Don’t do it. It’s unproductive and doesn’t help you grow.
Nobody is Perfect
She prizes others, despises my love…let all this embitter your every feeling.
Ovid, Part V: Contemplate Her Defects
Remember, they hurt you. Rejected you. Threw away your gift and stomped on your heart like you were nothing. That’s not cool, right? So why keep pretending they were this wonderful person when they treated you poorly in the end and don’t appear to care about you anymore at all? Take your care for yourself instead. Ovid seems to take it to extremes on how to deflate the idealized version of your former lover, fresh with insults and other admonishments, but I think reminding yourself of what they did is enough (and far more healthy).
Don’t hold on to someone who has shown you that they don’t deserve you.
Date Someone New
So far I’ve answered Envy: tighten the reins, more resolutely, and ride your course out, poet.
Ovid, Part VI: Now About Sex
Listen, we all know the adage “the best way to get over someone is to get under someone else.” Ovid suggests the same. In fact, he encourages many.
Do you and do everybody else too, I guess.
Don’t Let Them See You Bleed
Pretend to what is not, and that the passion’s over, so you’ll become, in truth, what you are studying to be.
Ovid, Part VIII: Be Cool With Her
Be Chill. There is nothing more unbecoming than someone ripping their heart out Indiana Jone’s Kali Ma style and shoving it in their ex-lover’s face so they know just how badly they hurt you. Listen, unless they are a psychopath or a narcissist–they likely know. And if they don’t? Go back up to the other parts where you need to remind yourself how cruel they are then and they don’t really deserve any more of your attention. “Don’t let her be too pleased with herself, nor have the power to despise you: be brave, so she gives way to your bravery.”
Take back your power and hold your head high.
Let love fail, and, vanishing, dissolve into thin air, and let it fade away in gentle stages. But it’s wrong to hate the girl you loved, in any way: that conclusion suits uncivilised natures.
Ovid, Part XI: Now, Keep Away From Her
In the process of healing, this person still has the power to hurt you. They are unsafe. More poisonous words could infect you, false hopes could set you right back to the beginning, or their indifference could result in its own unique kind of pain. Don’t hate them, don’t treat them poorly if your paths are to cross–you both shared something special with one another at one time. But be careful not to open yourself up to more pain on their behalf, especially if they still have enough influence over you to cause further harm.

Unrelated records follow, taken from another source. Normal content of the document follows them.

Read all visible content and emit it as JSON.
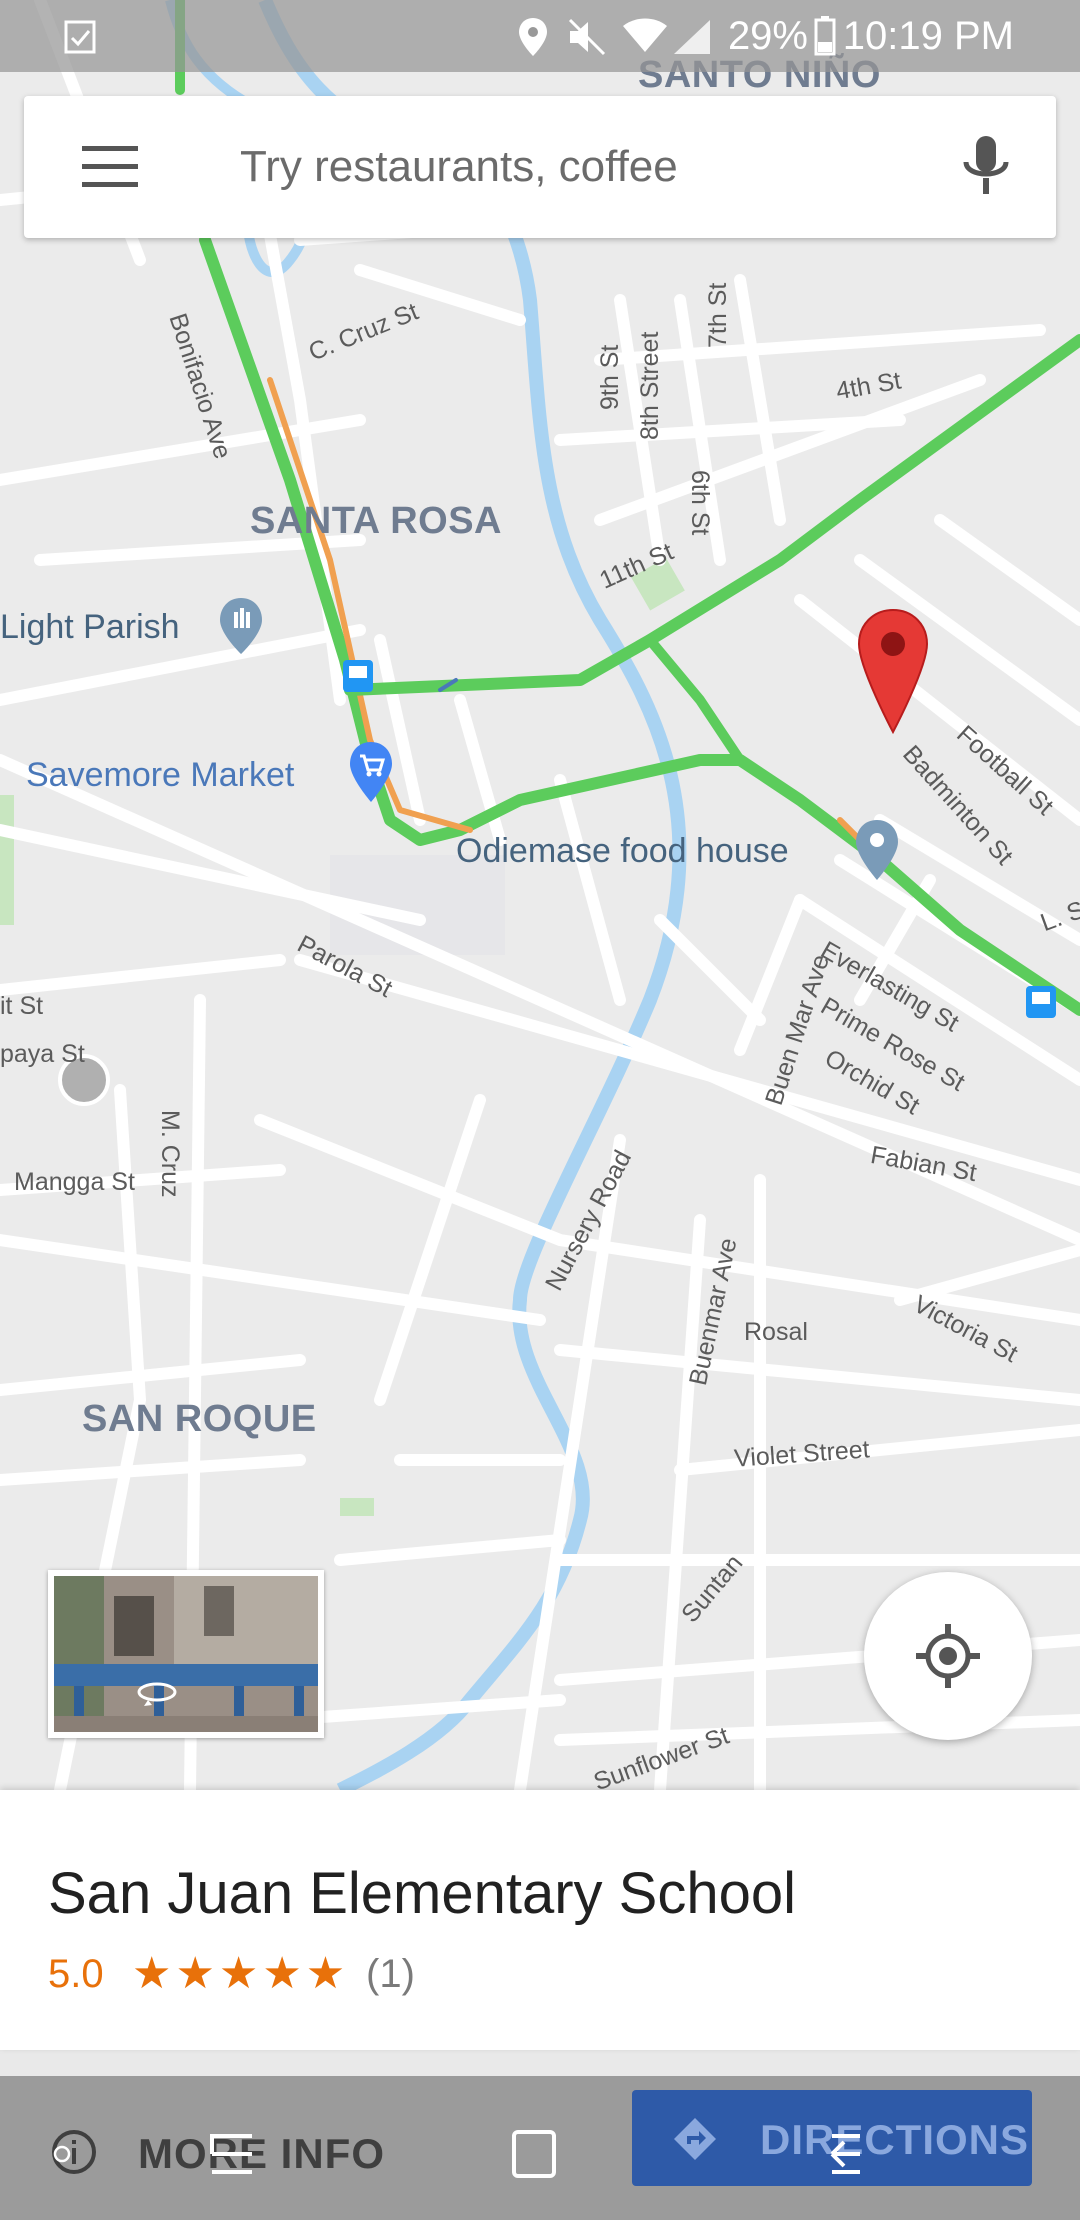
{
  "status_bar": {
    "battery": "29%",
    "time": "10:19 PM"
  },
  "search": {
    "placeholder": "Try restaurants, coffee"
  },
  "map": {
    "areas": {
      "santo_nino": "SANTO NIÑO",
      "santa_rosa": "SANTA ROSA",
      "san_roque": "SAN ROQUE"
    },
    "streets": {
      "c_cruz": "C. Cruz St",
      "bonifacio": "Bonifacio Ave",
      "fourth": "4th St",
      "seventh": "7th St",
      "eighth": "8th Street",
      "ninth": "9th St",
      "sixth": "6th St",
      "eleventh": "11th St",
      "football": "Football St",
      "badminton": "Badminton St",
      "parola": "Parola St",
      "everlasting": "Everlasting St",
      "prime_rose": "Prime Rose St",
      "orchid": "Orchid St",
      "buen_mar": "Buen Mar Ave",
      "fabian": "Fabian St",
      "m_cruz": "M. Cruz",
      "mangga": "Mangga St",
      "nursery": "Nursery Road",
      "buenmar": "Buenmar Ave",
      "rosal": "Rosal",
      "victoria": "Victoria St",
      "violet": "Violet Street",
      "suntan": "Suntan",
      "sunflower": "Sunflower St",
      "l_sa": "L. Sa",
      "it_st": "it St",
      "paya": "paya St"
    },
    "pois": {
      "parish": "Light Parish",
      "savemore": "Savemore Market",
      "odiemase": "Odiemase food house"
    }
  },
  "place": {
    "name": "San Juan Elementary School",
    "rating": "5.0",
    "stars": "★★★★★",
    "review_count": "(1)"
  },
  "actions": {
    "more_info": "MORE INFO",
    "directions": "DIRECTIONS"
  },
  "colors": {
    "accent": "#2e5aa8",
    "rating": "#e8710a",
    "traffic_green": "#5ccc5c",
    "traffic_orange": "#f0a050",
    "pin_red": "#d93025"
  }
}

Stay away until enough time has passed for full healing. Show them your scars, not your fresh wounds.
Be Healthy and Eat Well
So don’t drink at all, or drink so much your cares all vanish: if it’s anywhere between the two it’s bound to do you harm.
Ovid, Part XVI: The Doctor’s Last Advice
The best way to feel better is to feel good. Mind your diet, eat healthy foods and though Ovid doesn’t mention it, get your sad butt to the gym and make it a fab one instead. There are plenty of foods that increase dopamine and serotonin production which will surely make you feel happier. Also, limit drinking and avoid falling into the trap of numbing yourself.
Heal the heart by healing the body.
And another suggestion from me? Write blog posts. I’m sure Ovid would approve.